Analysis of localized excitons in strained monolayer WSe2 by first principles calculations

Abstract

Although there is growing interest in enhancement of single-photon emission (SPE) in two-dimensional transition metal dichalcogenides, particularly when introducing strain by the generation of wrinkles in monolayer WSe₂, understanding the effects of the wrinkle type on the response has been lacking. In this work, by investigating the electronic and optical properties of monolayer WSe₂ with wrinkles by first principles calculations, we gain insight into the tunability of the response, where the band gap is found to be modulated by the wrinkle type. Our detailed analyses of the local electronic structures show that the strain distribution from regions with different local strain magnitudes and types affect the band alignments.
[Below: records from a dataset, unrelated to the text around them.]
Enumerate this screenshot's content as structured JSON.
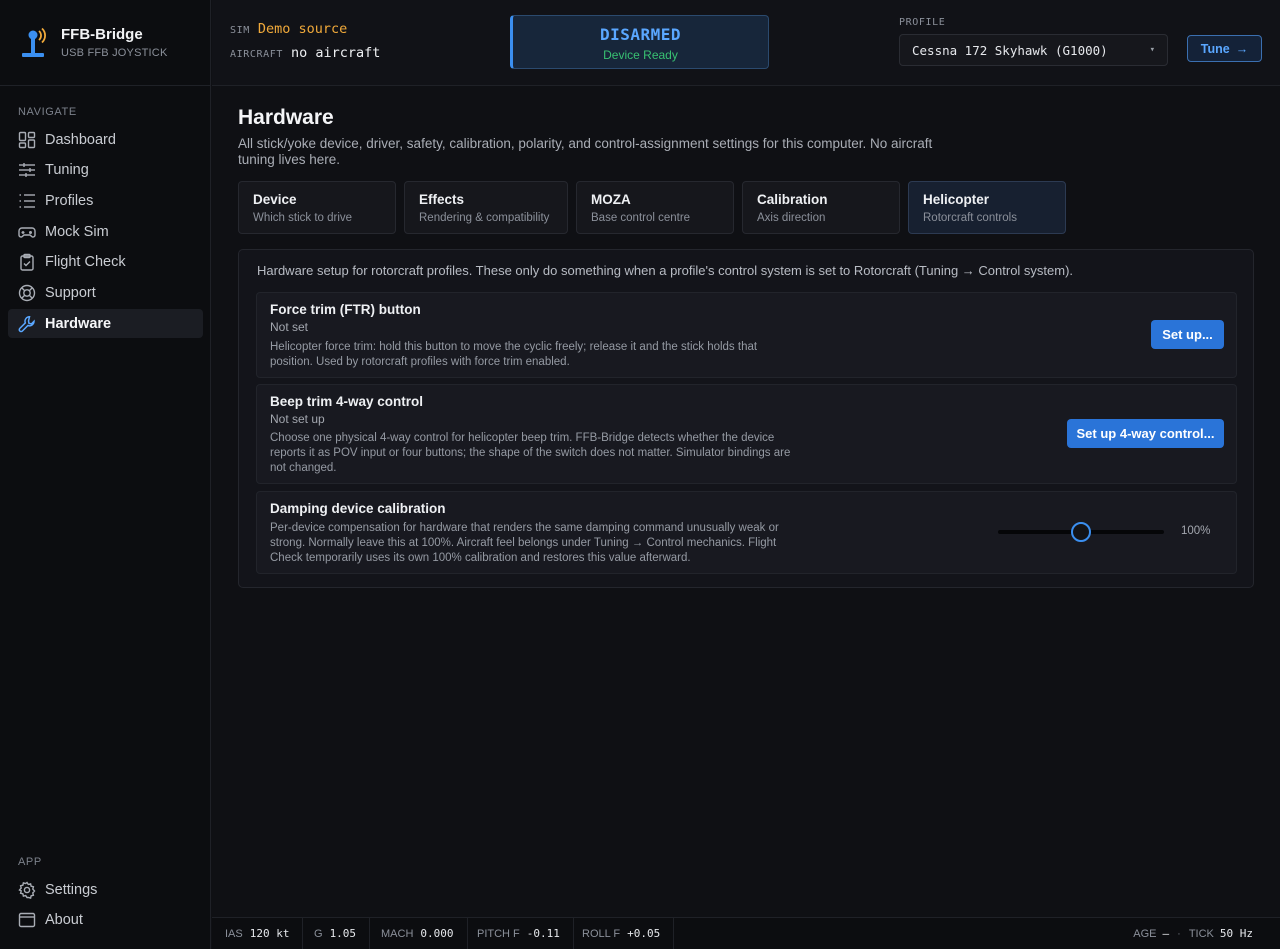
{
  "brand": {
    "name": "FFB-Bridge",
    "subtitle": "USB FFB JOYSTICK"
  },
  "sidebar": {
    "navigate_heading": "NAVIGATE",
    "items": [
      {
        "label": "Dashboard",
        "icon": "dashboard-icon"
      },
      {
        "label": "Tuning",
        "icon": "sliders-icon"
      },
      {
        "label": "Profiles",
        "icon": "list-icon"
      },
      {
        "label": "Mock Sim",
        "icon": "gamepad-icon"
      },
      {
        "label": "Flight Check",
        "icon": "clipboard-check-icon"
      },
      {
        "label": "Support",
        "icon": "lifebuoy-icon"
      },
      {
        "label": "Hardware",
        "icon": "wrench-icon",
        "active": true
      }
    ],
    "app_heading": "APP",
    "app_items": [
      {
        "label": "Settings",
        "icon": "gear-icon"
      },
      {
        "label": "About",
        "icon": "window-icon"
      }
    ]
  },
  "topbar": {
    "sim_label": "SIM",
    "sim_value": "Demo source",
    "aircraft_label": "AIRCRAFT",
    "aircraft_value": "no aircraft",
    "arm_state": "DISARMED",
    "device_state": "Device Ready",
    "profile_label": "PROFILE",
    "profile_value": "Cessna 172 Skyhawk (G1000)",
    "tune_label": "Tune",
    "colors": {
      "sim_value": "#f0a93a",
      "arm_state": "#5aa7ff",
      "device_state": "#38c172"
    }
  },
  "page": {
    "title": "Hardware",
    "description": "All stick/yoke device, driver, safety, calibration, polarity, and control-assignment settings for this computer. No aircraft tuning lives here."
  },
  "tabs": [
    {
      "title": "Device",
      "subtitle": "Which stick to drive"
    },
    {
      "title": "Effects",
      "subtitle": "Rendering & compatibility"
    },
    {
      "title": "MOZA",
      "subtitle": "Base control centre"
    },
    {
      "title": "Calibration",
      "subtitle": "Axis direction"
    },
    {
      "title": "Helicopter",
      "subtitle": "Rotorcraft controls",
      "active": true
    }
  ],
  "panel": {
    "intro": "Hardware setup for rotorcraft profiles. These only do something when a profile's control system is set to Rotorcraft (Tuning → Control system).",
    "force_trim": {
      "title": "Force trim (FTR) button",
      "status": "Not set",
      "description": "Helicopter force trim: hold this button to move the cyclic freely; release it and the stick holds that position. Used by rotorcraft profiles with force trim enabled.",
      "button": "Set up..."
    },
    "beep_trim": {
      "title": "Beep trim 4-way control",
      "status": "Not set up",
      "description": "Choose one physical 4-way control for helicopter beep trim. FFB-Bridge detects whether the device reports it as POV input or four buttons; the shape of the switch does not matter. Simulator bindings are not changed.",
      "button": "Set up 4-way control..."
    },
    "damping": {
      "title": "Damping device calibration",
      "description": "Per-device compensation for hardware that renders the same damping command unusually weak or strong. Normally leave this at 100%. Aircraft feel belongs under Tuning → Control mechanics. Flight Check temporarily uses its own 100% calibration and restores this value afterward.",
      "value_label": "100%",
      "slider_fraction": 0.5
    }
  },
  "statusbar": {
    "ias": {
      "label": "IAS",
      "value": "120 kt"
    },
    "g": {
      "label": "G",
      "value": "1.05"
    },
    "mach": {
      "label": "MACH",
      "value": "0.000"
    },
    "pitch": {
      "label": "PITCH F",
      "value": "-0.11"
    },
    "roll": {
      "label": "ROLL F",
      "value": "+0.05"
    },
    "age": {
      "label": "AGE",
      "value": "—"
    },
    "tick": {
      "label": "TICK",
      "value": "50 Hz"
    }
  }
}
We demonstrate that introducing a wrinkle in the monolayer results in a red-shift, including the bright A exciton and the lowest energy dark exciton, and the dependence on strain is consistent with available measurements. The energy difference between the A exciton and the lowest mid-gap energy for a single Se vacancy in the wrinkled WSe₂ monolayer as a function of strain is consistent with a suggestion on the origin of SPE in monolayer WSe₂. Our results will encourage engineering of wrinkle types for enhanced SPE at specific wavelengths, which could potentially originate from hybridization of the localized strained dark exciton and a mid-gap point-defect exciton.